1. Winter Animal Hat (Living DIY Style) 2. Corduroy by Don Freeman 3. Bas (Zonen 09)

We just gifted Corduroy to our son for his first birthday and now I’m obsessed with the idea of little green overalls. The addition of a bear cowl makes this the perfect not-too-costumey costume.


1. Ballet Sweater (Heidi & Finn) 2. Angelina Ballerina 3. Ellie Skirt (Violette Field Threads) 4. Animal Ears Fleece Hat (Tie Dye Diva)

Yes, those are cat ears. But the pattern has many other ear templates included, and it wouldn’t be hard to adapt for an Angelina Ballerina look. This is a costume I know my daughter would wear all the time if I’d let her.


1. Llama Llama Red Pajama by Anna Dewdney 2. Lazy Day Pajamas (Blank Slate Patterns) 3. Fleece Hat (Vaappi)

We love the Llama Llama books! Sew up a set of red pajamas and add a fleece hat (perhaps lengthen the ears a bit) and your little llama will be so pleased with his mama.

If you’re not-so-much into the multi-purpose costume, then by all means go nuts! Making kids’ costumes is a great opportunity to try out a new technique or material, or make your own pattern. I always get most creative when sewing costumes because there are no rules–unfinished seams, cut hems, and hook+loop closures are all fair game!

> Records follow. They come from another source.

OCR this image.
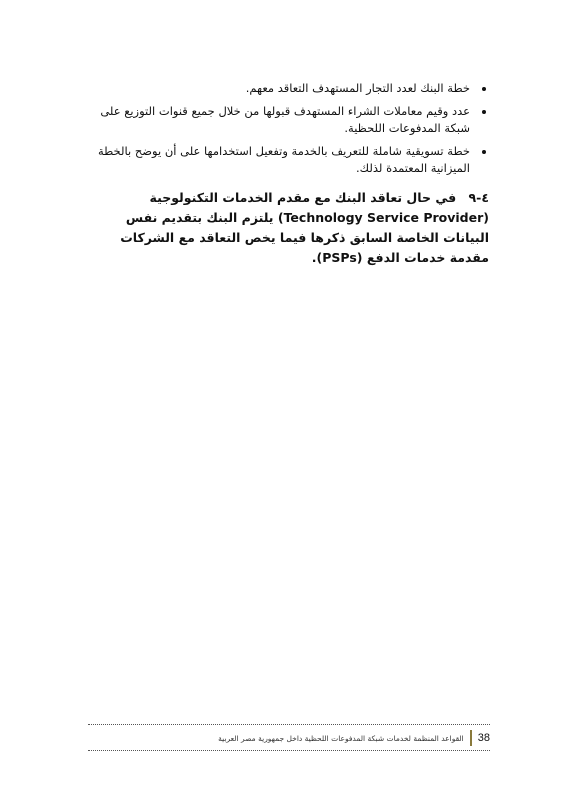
خطة البنك لعدد التجار المستهدف التعاقد معهم.
عدد وقيم معاملات الشراء المستهدف قبولها من خلال جميع قنوات التوزيع على شبكة المدفوعات اللحظية.
خطة تسويقية شاملة للتعريف بالخدمة وتفعيل استخدامها على أن يوضح بالخطة الميزانية المعتمدة لذلك.
٤-٩ في حال تعاقد البنك مع مقدم الخدمات التكنولوجية (Technology Service Provider) يلتزم البنك بتقديم نفس البيانات الخاصة السابق ذكرها فيما يخص التعاقد مع الشركات مقدمة خدمات الدفع (PSPs).
القواعد المنظمة لخدمات شبكة المدفوعات اللحظية داخل جمهورية مصر العربية 38
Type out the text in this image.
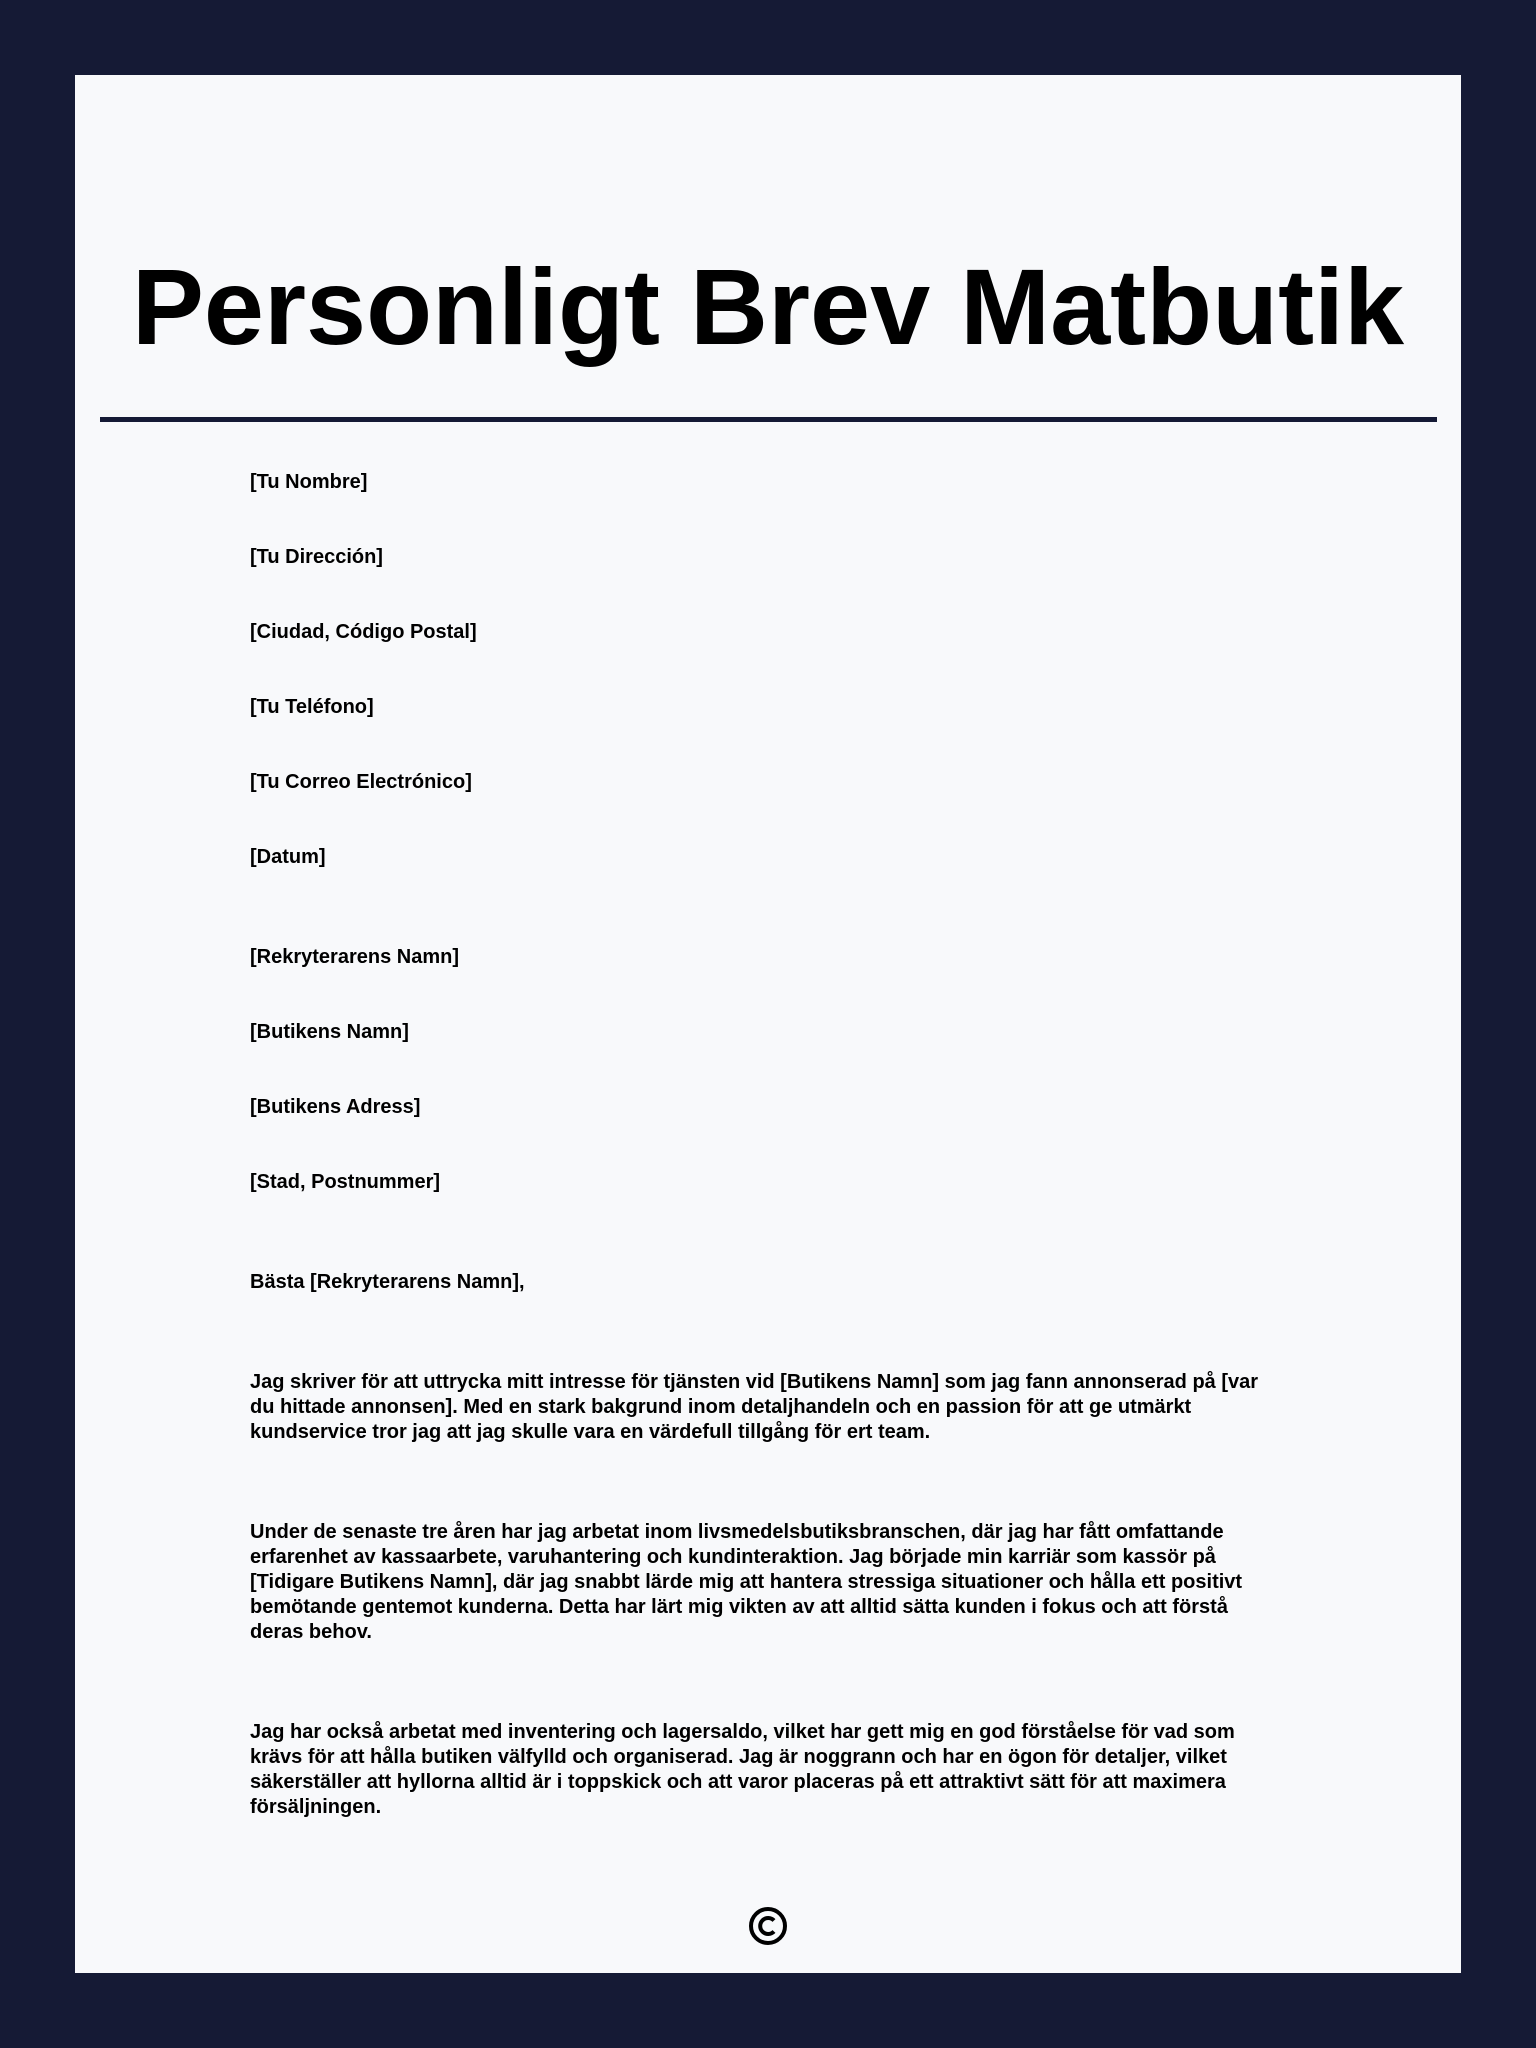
Personligt Brev Matbutik

[Tu Nombre]

[Tu Dirección]

[Ciudad, Código Postal]

[Tu Teléfono]

[Tu Correo Electrónico]

[Datum]

[Rekryterarens Namn]

[Butikens Namn]

[Butikens Adress]

[Stad, Postnummer]

Bästa [Rekryterarens Namn],

Jag skriver för att uttrycka mitt intresse för tjänsten vid [Butikens Namn] som jag fann annonserad på [var du hittade annonsen]. Med en stark bakgrund inom detaljhandeln och en passion för att ge utmärkt kundservice tror jag att jag skulle vara en värdefull tillgång för ert team.

Under de senaste tre åren har jag arbetat inom livsmedelsbutiksbranschen, där jag har fått omfattande erfarenhet av kassaarbete, varuhantering och kundinteraktion. Jag började min karriär som kassör på [Tidigare Butikens Namn], där jag snabbt lärde mig att hantera stressiga situationer och hålla ett positivt bemötande gentemot kunderna. Detta har lärt mig vikten av att alltid sätta kunden i fokus och att förstå deras behov.

Jag har också arbetat med inventering och lagersaldo, vilket har gett mig en god förståelse för vad som krävs för att hålla butiken välfylld och organiserad. Jag är noggrann och har en ögon för detaljer, vilket säkerställer att hyllorna alltid är i toppskick och att varor placeras på ett attraktivt sätt för att maximera försäljningen.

1&2. The Little Prince & his Rose (book: The Little Prince by Antoine de Saint-Exupéry)
3. The Lorax by Dr. Seuss 4. the once-ler, the lorax, and the brown bar-ba-loot

For some characters, you’ll simply need to wing it–there aren’t many patterns for fur body suits, flower hats, and floor length waistcoats! Use your imagination and any materials you can find! The Lorax costume above makes use of a yellow duster, and two years ago I deconstructed thrift store teddy bears for our family’s Three Bears costumes. Look around the house and make it work! I can’t wait to see what creative costumes pop up for this round of Kids Clothes Week.

We’re already closing in on Halloween, so maybe you’re not feeling up to a big creative challenge for a once-worn costume. Luckily there are many patterns suitable for costumes–no pattern altering necessary!


1. Woodland Animal Costume (Running With Scissors) 2. Where the Wild Things Are by Maurice Sendak
3. Alice in Wonderland 4. Storybook Pinafore (Tie Dye Diva)
5. Reversible Crown (Rae Gun Ramblings) 6. The Paper Bag Princes by Robert Munsch

For a straight forward (and very recognizable) pattern, choose the Woodland Animal Costume–it has views for a wolf, bear, or fox. Fantastic Mr Fox, anyone? The Storybook Pinafore is the perfect touch for an Alice look. I could also see how it could be modified to make a Dorothy costume. And the last pattern is a simple crown. This is perfect for any prince or princess, but I’m dying to see someone make a Paper Bag Princess costume. Bonus point if you sew a dress to look like a paper bag! This could also be a stress-free costume for a baby.

I obviously chose a selection of popular books for these costume ideas, but there’s no reason you can’t make a costume based on an obscure family favorite. I think it’s more important to make something special that your child loves than something your neighbors will recognize. What are you waiting for? Get to planning. I can’t wait to see your costumes!